The plaques and bronze busts of Zulu King Goodwill Zwelithini and Nelson Mandela formed part of a project of the Sivananda World Peace Foundation, whose founder Ishwar Ramlutchman enjoyed a close relationship with the king.

However, Zwelithini, who was the guest of honour during the unveiling ceremony in November, was not spared as even his name was misspelt. Zwelithini, whose glorifying or cultural name is Isilo, was referred to as Isolo.

This week, the South African Writers’ Circle (SAWC), whose members spotted the errors during a visit to the park, expressed dismay at the commemoration effort gone wrong.

Chairperson Patrick Coyne said the errors could have been avoided with more care in the design and editing of the language.

“The monument is written in English, which is sensible considering that many of Durban’s people understand that language and use it. So it was with a feeling of dismay that several of us in the South African Writers’ Circle discovered that the English used in the monument was spoilt by numerous errors - what could be called proofreading errors,” said Coyne.

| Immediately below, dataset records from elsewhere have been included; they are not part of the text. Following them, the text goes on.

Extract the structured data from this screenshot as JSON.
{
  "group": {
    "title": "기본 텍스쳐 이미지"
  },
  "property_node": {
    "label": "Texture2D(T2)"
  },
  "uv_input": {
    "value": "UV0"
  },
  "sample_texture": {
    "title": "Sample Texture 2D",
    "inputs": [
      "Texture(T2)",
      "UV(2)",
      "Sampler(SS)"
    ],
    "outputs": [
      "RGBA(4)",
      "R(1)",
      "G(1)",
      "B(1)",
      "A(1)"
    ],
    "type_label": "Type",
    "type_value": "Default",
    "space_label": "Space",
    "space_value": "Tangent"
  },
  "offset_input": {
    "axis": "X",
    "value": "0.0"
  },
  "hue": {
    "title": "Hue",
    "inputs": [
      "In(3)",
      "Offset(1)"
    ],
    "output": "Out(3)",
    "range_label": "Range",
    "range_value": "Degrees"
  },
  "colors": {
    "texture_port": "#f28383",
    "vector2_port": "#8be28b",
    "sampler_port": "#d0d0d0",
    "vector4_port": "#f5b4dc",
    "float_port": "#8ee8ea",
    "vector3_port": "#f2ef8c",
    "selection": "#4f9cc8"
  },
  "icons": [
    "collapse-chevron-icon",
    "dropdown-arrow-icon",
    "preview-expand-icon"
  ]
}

Coyne said the spelling errors could render the message the plaques tried to convey meaningless.

“It’s a very important history reflected there, but we cannot ignore the errors. There was a lack of proofreading, probably from the people who engraved the words. Sadly, with a monument, when it’s done, it’s done. You can’t alter it.

“The script used, incidentally, was all in block capitals, closely printed, which made it hard to read,” he said.

At the time of the unveiling, Ramlutchman, who is also known as “Prince Mabheka” and who the king has previously referred to as his “son”, said the monuments would serve as a symbol of reconciliation and tolerance and would highlight the heritage of the pioneers they honoured.

The head of eThekwini Municipality’s Parks, Recreation and Culture Unit, Thembinkosi Ngcobo, admitted that he had seen the errors during the unveiling but said the department was not responsible.

“The municipality does not own the project, but it was a partner because we provided the park as the venue. The spelling errors were noted and Sivananda was responsible for correcting any mistakes,” said Ngcobo.

When questioned about the errors, Ramlutchman was not fazed.

“It was just a printing mistake. What is the problem because it will be sorted out this week? It could not be corrected in December because of the holidays,” he said.